Wednesday, August 13, 2014

Notes from Barcelona: Jake Lamar

Jake Lamar.
First word that comes to mind is happy. The man is genuinely happy. A pleasant, positive, smiling fellow--putting to rest all the rumors that real writers are depressed recluses. Picture the opposite of Edgar Allen Poe.

Palau de Musica. My friend Kathy and I ran into Jake and his wife attending a Flaminco Opera show here. 
"How did you get started as a writer?" we asked after cajoling with him for almost two weeks. And he told us about working for TIME, writing a memoir, and moving to Paris on a grant and never leaving. Some prodding wrenched out the following:

He's Bronx born, Harvard educated, and Jake's debut book, a memoir about his absent father called Bourgeois Blues, earned him the Lyndhurst Foundation Prize, awarded to, oh, you know, people like Toni Morrison and Cormac McCarthy! What. The. What. Just when I thought this program couldn't get any better.

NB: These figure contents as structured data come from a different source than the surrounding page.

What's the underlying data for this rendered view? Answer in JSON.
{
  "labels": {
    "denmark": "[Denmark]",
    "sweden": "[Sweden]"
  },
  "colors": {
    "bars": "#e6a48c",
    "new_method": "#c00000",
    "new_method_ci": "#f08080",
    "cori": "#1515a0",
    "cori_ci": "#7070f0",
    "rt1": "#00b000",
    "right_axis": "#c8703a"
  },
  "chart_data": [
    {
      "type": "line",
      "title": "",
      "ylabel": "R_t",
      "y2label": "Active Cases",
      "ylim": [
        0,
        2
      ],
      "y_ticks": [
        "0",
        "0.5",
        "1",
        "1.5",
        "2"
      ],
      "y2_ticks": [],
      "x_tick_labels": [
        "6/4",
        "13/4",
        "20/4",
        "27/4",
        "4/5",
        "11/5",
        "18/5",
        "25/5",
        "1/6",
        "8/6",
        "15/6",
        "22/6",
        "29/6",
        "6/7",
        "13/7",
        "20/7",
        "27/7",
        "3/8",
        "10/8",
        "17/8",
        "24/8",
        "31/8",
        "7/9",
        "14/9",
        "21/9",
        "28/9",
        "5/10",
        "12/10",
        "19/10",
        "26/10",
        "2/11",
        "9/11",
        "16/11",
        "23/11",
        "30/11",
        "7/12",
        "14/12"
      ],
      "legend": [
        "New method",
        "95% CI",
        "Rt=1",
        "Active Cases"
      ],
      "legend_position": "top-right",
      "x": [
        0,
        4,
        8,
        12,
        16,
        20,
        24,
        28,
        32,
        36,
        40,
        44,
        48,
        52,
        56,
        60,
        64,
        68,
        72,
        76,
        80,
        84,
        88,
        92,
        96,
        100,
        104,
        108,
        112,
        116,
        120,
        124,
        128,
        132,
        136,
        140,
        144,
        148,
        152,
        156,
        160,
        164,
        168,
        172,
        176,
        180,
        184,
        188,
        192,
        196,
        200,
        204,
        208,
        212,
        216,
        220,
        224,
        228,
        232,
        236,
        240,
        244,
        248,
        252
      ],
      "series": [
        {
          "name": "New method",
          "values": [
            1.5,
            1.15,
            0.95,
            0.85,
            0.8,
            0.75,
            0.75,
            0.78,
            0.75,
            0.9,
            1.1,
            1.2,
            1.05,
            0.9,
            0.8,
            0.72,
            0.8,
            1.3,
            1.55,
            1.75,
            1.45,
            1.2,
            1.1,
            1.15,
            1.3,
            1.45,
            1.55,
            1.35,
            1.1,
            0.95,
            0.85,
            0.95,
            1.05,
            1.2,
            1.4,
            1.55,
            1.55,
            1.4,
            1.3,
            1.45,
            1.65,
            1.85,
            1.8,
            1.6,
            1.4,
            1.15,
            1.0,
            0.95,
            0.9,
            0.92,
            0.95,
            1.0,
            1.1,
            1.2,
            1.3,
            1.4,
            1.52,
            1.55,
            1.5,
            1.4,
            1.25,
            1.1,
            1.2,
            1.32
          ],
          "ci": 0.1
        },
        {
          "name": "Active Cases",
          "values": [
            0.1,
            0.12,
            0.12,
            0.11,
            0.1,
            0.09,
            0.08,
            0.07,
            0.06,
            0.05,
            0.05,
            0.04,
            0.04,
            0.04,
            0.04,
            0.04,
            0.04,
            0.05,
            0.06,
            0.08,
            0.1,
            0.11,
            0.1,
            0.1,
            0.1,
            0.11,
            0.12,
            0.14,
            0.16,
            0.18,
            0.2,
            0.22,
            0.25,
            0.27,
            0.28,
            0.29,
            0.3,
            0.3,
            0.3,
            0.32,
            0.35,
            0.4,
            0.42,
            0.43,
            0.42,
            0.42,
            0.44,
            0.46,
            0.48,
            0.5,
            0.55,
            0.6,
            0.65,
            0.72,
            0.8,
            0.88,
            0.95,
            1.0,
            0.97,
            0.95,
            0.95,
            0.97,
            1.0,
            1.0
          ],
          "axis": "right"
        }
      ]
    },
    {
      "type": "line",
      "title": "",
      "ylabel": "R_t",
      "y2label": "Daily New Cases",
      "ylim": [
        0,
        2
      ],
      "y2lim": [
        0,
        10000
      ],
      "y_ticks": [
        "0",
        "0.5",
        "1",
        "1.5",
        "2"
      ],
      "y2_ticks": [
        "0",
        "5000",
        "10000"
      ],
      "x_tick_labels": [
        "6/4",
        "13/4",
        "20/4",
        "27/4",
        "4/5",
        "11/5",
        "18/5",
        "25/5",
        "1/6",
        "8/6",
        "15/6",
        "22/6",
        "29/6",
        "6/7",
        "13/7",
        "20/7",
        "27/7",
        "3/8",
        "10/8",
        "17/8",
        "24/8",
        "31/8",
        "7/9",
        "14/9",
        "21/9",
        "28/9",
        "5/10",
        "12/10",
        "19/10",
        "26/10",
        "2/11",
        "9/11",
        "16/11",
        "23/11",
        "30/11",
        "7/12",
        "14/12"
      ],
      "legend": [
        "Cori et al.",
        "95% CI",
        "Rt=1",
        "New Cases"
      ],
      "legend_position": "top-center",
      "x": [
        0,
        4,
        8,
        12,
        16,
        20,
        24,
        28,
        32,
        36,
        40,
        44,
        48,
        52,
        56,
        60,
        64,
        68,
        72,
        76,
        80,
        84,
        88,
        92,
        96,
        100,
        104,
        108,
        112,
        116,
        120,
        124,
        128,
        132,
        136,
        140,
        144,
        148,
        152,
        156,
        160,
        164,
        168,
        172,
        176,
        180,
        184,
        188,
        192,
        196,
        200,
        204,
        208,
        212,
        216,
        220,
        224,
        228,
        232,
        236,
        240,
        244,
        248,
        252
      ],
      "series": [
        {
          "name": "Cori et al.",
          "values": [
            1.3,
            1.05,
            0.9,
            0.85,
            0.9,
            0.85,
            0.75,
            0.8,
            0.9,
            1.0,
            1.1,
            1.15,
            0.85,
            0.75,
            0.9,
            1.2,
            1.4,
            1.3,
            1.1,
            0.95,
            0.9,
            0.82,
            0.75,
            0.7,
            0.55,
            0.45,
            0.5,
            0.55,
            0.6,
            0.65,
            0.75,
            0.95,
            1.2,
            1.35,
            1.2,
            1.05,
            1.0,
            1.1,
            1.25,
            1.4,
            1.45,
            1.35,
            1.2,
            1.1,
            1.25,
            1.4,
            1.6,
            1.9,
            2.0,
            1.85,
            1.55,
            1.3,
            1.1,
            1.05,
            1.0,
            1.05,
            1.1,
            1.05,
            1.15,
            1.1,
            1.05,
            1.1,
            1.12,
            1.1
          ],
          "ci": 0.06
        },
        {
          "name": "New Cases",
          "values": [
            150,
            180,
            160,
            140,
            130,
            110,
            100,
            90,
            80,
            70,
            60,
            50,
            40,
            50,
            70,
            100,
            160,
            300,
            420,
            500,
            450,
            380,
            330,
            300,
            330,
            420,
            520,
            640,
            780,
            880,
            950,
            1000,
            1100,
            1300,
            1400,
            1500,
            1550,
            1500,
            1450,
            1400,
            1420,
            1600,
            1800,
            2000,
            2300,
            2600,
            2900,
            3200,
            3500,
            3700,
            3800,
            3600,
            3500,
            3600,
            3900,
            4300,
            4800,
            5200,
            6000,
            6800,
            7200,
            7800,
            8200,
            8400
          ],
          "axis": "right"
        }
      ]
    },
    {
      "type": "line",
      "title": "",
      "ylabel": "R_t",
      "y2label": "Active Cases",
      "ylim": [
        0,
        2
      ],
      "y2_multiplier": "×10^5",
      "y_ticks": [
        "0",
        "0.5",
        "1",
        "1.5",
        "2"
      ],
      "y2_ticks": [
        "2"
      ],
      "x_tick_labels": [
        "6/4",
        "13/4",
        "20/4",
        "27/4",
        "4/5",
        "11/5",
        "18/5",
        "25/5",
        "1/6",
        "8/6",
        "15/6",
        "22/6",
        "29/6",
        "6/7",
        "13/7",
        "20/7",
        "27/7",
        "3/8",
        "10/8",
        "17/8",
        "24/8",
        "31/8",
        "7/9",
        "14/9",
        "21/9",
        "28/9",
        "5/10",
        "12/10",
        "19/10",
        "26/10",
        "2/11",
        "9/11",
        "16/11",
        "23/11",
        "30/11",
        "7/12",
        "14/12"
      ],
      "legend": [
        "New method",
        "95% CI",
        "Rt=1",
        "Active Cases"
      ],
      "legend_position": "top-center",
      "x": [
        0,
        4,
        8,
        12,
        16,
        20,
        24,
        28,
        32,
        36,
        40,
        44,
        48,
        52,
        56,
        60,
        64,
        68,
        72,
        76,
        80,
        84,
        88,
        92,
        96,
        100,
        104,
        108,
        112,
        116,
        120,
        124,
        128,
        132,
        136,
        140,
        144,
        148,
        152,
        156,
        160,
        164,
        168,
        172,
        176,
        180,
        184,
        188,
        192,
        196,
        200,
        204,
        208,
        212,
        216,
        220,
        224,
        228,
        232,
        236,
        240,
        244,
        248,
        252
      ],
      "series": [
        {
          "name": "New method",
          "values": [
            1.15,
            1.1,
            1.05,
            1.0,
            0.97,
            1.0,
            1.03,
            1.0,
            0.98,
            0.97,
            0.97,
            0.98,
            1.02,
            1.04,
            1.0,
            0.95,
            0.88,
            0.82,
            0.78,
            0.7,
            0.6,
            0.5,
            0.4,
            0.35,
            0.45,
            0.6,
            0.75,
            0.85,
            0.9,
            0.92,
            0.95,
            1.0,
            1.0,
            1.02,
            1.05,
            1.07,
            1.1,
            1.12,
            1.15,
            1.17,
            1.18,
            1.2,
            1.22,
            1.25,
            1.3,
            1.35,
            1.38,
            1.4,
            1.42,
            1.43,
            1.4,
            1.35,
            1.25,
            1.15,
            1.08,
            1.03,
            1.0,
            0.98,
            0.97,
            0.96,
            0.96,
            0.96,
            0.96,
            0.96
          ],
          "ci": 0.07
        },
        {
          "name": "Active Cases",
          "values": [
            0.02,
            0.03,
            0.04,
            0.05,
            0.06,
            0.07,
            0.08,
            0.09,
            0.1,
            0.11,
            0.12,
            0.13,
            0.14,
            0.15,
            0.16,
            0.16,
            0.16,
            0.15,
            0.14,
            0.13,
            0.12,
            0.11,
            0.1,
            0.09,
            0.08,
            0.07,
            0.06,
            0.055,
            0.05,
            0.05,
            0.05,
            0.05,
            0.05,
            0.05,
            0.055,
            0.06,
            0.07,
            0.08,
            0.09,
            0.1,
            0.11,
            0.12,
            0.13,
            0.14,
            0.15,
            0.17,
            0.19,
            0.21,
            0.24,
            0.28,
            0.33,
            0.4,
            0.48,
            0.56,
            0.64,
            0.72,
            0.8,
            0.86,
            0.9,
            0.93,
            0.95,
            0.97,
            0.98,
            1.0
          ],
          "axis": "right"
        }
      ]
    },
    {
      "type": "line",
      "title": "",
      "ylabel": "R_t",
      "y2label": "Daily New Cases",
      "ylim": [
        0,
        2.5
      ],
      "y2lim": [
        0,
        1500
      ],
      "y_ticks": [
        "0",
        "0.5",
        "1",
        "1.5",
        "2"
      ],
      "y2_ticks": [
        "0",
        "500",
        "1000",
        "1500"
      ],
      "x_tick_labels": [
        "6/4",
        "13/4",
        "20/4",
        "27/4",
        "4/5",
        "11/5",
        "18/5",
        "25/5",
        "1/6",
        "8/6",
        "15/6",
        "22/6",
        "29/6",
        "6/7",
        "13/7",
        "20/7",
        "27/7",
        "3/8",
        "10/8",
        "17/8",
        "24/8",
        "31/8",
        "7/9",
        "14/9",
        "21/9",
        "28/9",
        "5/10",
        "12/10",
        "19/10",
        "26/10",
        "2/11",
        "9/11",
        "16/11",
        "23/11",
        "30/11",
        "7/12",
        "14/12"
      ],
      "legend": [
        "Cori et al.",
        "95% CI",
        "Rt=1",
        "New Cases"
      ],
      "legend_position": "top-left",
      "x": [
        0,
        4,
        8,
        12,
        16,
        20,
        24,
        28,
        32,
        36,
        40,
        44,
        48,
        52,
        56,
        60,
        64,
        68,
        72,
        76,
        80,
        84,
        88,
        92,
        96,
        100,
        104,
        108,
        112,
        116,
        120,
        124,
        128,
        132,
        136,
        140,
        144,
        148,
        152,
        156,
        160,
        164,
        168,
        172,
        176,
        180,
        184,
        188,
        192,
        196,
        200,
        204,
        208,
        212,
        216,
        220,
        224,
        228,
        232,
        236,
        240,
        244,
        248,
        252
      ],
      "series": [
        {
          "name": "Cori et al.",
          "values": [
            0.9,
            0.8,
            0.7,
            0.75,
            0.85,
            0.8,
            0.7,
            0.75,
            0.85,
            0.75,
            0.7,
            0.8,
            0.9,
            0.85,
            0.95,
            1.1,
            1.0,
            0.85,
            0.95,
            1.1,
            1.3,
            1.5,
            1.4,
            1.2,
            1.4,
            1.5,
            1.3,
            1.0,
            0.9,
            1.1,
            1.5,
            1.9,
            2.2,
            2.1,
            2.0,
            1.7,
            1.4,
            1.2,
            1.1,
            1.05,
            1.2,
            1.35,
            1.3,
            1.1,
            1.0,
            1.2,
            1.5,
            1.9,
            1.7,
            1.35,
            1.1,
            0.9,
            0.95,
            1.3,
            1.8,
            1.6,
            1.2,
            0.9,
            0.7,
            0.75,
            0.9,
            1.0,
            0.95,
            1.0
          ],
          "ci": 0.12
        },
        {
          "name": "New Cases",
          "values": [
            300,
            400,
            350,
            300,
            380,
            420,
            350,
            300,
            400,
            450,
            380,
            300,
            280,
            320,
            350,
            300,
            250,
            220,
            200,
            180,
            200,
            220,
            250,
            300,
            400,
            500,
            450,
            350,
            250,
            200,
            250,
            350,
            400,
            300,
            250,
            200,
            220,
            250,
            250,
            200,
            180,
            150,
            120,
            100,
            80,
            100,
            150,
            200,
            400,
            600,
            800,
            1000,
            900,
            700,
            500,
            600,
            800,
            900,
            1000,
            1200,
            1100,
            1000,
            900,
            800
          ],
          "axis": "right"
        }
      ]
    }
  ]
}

Where I wrote at Ateneu Barcelones.
The view from the cable car as we were hoisted up Montjuic.
Jake taught us about dialogue, fitting since his current WIP is a play. Here are my notes on improving dialogue.
  • Be aware of the weird music of how people speak. 
  • Every character is composite. 
  • Date everything you write. Revisions too. 
  • Write a story off of a voicemail. (Guess who is now self-conscious of her voicemails? This girl.)
  • The details are never as important as the overall feel. 
  • Kill the darlings, as they say. 
  • Writing exercise: begin a story with the line, "I love you, but..." (my sentence read, "I love you, but I draw the line at home enemas.")
  • From Jake's memoir and something his dad once said: "I'm an escapee from a garbage can."
l'Sagrada Familia
Here are bits of dialogue I heard or recalled after his lesson:

  • "Want to see my nose flute?"
  • "You don't want to be sued by the Village People."
  • "Teens have the proclivity to...and the hormones to..."
  • A Spanish man strums an air guitar, says, "tacka tacka tacka". 
  • "Language is archaeology." 
  • "I am telling my son how to build the Guggenheim, but I am not telling anyone's son." --Cesar Martinell
  • "The only Sting that comes to mind is 'do-do do, da-da da da dad'." --Aleksander Hemon
  • "Once upon a time" is the promise of something extraordinary.
  • Pauses are ok, but story needs fuel. 
  • "I was sitting next to you last night at dinner and you had a...loaf of meat?" Fred asked.
    • "It was more of a log." 
    • "But you liked it."
  • "For newspapers [in Spain], der is an agreement not to speak about suicides." --Ramon Olle
  • "Unfortunately dey pendulum is swinging from Christ to none." --Ramon Olle
  • "But how will I know what everything is?"

The ceiling. How does this building even exist? It's an enigma.